The scale_y_continuous() function accomplishes these two tasks.

Please add the following line of code after the second annotate line:

scale_y_continuous(limits = c(0, 1), label = scales::percent_format()) +

Press play to run the code.

After completion of this final graph, study the graph that you’ve made, and write a few sentences to interpret the graph in your own words.

Step 6

Save the graph as a stand alone file.

We can save the results of the graph using ggsave(). Below the ggplot command lines in the last code chunk, add the following:

ggsave("my_graph.png")

Then, click play on the code chunk. This will create a png file of your graph in the same folder as your american_dream.qmd file. Find it in the files tab of your RStudio session. You can click on it and it will open up.

There are many great ggsave() options — click here to explore.

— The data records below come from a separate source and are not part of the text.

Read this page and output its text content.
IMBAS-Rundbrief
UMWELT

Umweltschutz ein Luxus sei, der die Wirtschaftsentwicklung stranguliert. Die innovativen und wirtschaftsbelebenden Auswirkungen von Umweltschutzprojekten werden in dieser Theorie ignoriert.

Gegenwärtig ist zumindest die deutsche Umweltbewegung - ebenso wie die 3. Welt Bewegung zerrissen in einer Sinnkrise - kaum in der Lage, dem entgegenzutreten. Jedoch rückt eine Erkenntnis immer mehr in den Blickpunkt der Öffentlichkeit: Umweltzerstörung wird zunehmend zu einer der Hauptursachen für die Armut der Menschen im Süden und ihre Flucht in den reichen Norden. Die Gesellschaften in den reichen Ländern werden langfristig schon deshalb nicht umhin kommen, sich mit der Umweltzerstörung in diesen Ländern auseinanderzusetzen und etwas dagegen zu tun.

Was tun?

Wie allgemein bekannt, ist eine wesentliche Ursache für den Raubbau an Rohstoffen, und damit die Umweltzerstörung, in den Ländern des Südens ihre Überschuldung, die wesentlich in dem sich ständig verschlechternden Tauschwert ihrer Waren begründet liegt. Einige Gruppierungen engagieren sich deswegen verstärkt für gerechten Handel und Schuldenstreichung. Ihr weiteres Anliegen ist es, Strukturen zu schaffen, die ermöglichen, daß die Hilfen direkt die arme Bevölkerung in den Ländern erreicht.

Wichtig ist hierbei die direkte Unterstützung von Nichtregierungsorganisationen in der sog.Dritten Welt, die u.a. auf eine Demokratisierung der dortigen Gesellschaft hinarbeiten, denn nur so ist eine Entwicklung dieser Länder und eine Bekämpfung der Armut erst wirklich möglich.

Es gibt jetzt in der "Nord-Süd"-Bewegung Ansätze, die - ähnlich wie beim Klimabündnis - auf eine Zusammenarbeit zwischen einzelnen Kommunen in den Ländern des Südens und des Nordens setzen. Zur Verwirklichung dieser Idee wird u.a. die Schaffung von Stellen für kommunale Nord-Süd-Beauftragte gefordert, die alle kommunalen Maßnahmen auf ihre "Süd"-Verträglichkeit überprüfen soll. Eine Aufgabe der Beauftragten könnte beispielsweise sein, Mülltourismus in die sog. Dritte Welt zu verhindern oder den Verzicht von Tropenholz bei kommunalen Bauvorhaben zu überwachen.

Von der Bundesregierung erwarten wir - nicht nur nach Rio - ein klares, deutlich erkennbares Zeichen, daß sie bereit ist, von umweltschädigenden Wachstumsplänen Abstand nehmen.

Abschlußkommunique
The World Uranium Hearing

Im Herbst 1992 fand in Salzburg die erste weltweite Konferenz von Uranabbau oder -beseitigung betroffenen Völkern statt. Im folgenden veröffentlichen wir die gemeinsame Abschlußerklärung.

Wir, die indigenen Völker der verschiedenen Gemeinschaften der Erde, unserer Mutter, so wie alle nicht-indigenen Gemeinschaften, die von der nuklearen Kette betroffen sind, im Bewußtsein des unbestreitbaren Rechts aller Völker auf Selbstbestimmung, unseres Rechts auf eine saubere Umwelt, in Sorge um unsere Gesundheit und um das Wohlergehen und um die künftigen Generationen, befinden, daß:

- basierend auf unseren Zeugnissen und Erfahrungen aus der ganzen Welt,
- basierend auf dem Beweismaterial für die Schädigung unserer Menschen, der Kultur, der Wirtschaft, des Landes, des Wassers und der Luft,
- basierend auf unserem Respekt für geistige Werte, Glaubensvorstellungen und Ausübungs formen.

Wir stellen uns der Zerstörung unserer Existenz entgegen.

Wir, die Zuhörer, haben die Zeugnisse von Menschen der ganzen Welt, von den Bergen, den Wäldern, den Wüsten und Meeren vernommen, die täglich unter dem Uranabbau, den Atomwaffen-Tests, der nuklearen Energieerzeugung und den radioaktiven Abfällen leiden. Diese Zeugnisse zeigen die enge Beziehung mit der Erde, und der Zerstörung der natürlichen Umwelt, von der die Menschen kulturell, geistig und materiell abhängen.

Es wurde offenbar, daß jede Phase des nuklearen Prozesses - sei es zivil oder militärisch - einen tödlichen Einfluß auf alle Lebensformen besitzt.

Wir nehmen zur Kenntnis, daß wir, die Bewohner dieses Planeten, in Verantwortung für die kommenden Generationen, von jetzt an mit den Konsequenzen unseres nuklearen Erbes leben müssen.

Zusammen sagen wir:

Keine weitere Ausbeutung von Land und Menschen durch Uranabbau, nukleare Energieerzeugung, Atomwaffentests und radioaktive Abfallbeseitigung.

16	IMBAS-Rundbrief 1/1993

If you’re stuck, here is the full code:

mobility538 |> 
  ggplot(mapping = aes(x = cohort)) +
  geom_line(mapping = aes(y = age30_absmob), color = "#fc4f30", lwd = 1.5) +
  geom_line(mapping = aes(y = age40_absmob), color = "#30a2da", lwd = 1.5) +
  annotate(geom = "text", x = 1952, y = .9, label = "at age 30", color = "#fc4f30", fontface = "bold") + 
  annotate(geom = "text", x = 1950, y = .55, label = "at age 40", color = "#30a2da", fontface = "bold") +
  scale_y_continuous(limits = c(0, 1), label = scales::percent_format()) +
  labs(title = "The eroding of the American dream",
       subtitle = "Average probability of earning more than your parents at the \nsame age, by year of birth",
       x = "Year of birth",
       y = "Average probability") 

ggsave("my_graph.png")

Once you create the graph, it will appear in the same folder as the .qmd file. Navigate to the files tab (bottom right section of your screen), and find the my_graph.png file that you created – it will be in the same folder as the american_dream.qmd file that you edited to create the graph (i.e., programs -> apply_and_practice_programs). Double click on the my_graph.png file to inspect it and make sure that everything looks the way you want it to look. For example, if a title is running off the graph, you can go back and modify the offending title with the \n operator discussed in Step 5. Modify and recreate the saved graph if needed.

Step 7

Finalize and submit.

Now that you’ve completed all tasks, to help ensure reproducibility, click the down arrow beside the Run button toward the top of your screen then click Restart R and Clear Output. Scroll through your notebook and see that all of the output is now gone. Now, click the down arrow beside the Run button again, then click Restart R and Run All Chunks. Scroll through the file and make sure that everything ran as you would expect. You will find a red bar on the side of a code chunk if an error has occurred. Taking this step ensures that all code chunks are running from top to bottom, in the intended sequence, and producing output that will be reproduced the next time you work on this project.

Now that all code chunks are working as you’d like, click Render. This will create an .html output of your report. Scroll through to make sure everything is correct. The .html output file will be saved along side the corresponding .qmd notebook file.

Follow the directions on Canvas for the Apply and Practice Assignment entitled “American Dream Apply and Practice Activity” to get credit for completing this assignment.